A long-abandoned Eastern Sydney rail station is being revived and rezoned, but the NSW Government is already bracing for a backlash.
Premier Chris Minns announced on Monday that the Government would build the first new heavy rail station in Sydney in more than a decade, at Woollahra, about 4.3km south-east of the CBD by road.
Minns also announced the state would rezone areas around the station to allow up to 10,000 new homes.
The rezoning covers an 800m radius from Woollahra Station and to within 400m of Edgecliff Station.
The rezoning would be subject to a two-year consultation as plans for the station itself are formed.
Construction is expected to begin in 2027 and be completed by 2029.
A station at Woollahra was first planned in the 1940s and was partially built between Edgecliff and Bondi Junction.
However, cost blowouts and community opposition to the above-ground station—which included a High Court battle—led to the station being abandoned.
It seems likely a community backlash will follow the plan into the 21st century if the reaction of Woollahra Council is anything to go by.
Woollahra mayor Sarah Dixson questioned the reported minimum $193-million price tag for the station and how the rezoning would address housing affordability for young people and families.
“The only people getting excited about this announcement are the developers, who by the Government’s own admission will be leading this project, giving them a blank cheque to build luxury apartments in Sydney’s East,” she said.
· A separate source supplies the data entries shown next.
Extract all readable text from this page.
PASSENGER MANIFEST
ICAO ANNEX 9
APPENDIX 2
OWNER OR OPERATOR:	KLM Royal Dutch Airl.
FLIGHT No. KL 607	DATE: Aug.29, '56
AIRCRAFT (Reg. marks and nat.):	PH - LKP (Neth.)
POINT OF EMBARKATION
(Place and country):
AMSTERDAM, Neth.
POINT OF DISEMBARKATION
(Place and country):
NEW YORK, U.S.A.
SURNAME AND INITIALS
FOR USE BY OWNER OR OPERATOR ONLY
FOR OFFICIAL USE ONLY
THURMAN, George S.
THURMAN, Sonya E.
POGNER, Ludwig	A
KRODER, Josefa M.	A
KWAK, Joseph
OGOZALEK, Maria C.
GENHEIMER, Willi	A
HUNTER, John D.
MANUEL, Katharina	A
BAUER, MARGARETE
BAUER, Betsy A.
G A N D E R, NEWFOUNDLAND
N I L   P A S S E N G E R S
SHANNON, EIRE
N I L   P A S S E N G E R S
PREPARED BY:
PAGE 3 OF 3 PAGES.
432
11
To achieve the proposed 10,000 new apartments, she said, there could be a potential 50 new apartment towers of at least 30 storeys, which she called “a disastrous abandonment of metropolitan planning principles”.
The average price of two-bedroom units at Woollahra is $1.6 million or $900 a week to rent. The Government plans to allocate 1000 of the 10,000 homes as affordable housing.
Housing approvals at Woollahra consistently lag behind other local government areas, according to the NSW government. The LGA population has declined by 11 per cent during the past 50 years while Greater Sydney as a whole has grown by 74 per cent.
Critics have also said there were many more missing stations on the Eastern Suburbs railway that could have been identified.
University of Sydney head of School of Civil Engineering Stuart Khan said on social media that stations including Charing Cross, Frenchmans Road, Randwick, UNSW and Kingsford would have a “more consequential impact on public transport”.
Urban Taskforce chief executive Tom Forrest, however, said that the news was a “clear sign we have turned a corner” when it comes to planning and infill housing.
Elsewhere, Powerhouse Group president of trustees David Borger said that “for too long, some of our wealthiest postcodes have been missing in action on housing”.
“If we’re serious about solving this crisis, every part of the city must do its fair share—and that includes the east,” he said.
The Eastern Suburbs train line between Bondi Junction and the Sydney CBD also has the lowest passenger usage rates of any Sydney network line at 43 per cent of maximum morning peak-time operating capacity used by passengers.
The announcement comes hot on the heels of a series of NSW rezoning moves, including at Burwood North for 15,000 homes and the 313ha Newcastle suburb of Broadmeadow, which would allow an initial 3200 homes.
They perhaps go some way to offsetting a major disappointment for the state when it failed to acquire the Rosehill Racecourse this year.
The Government had earmarked the site for 25,000 homes, but the Australian Turf Club refused to sell.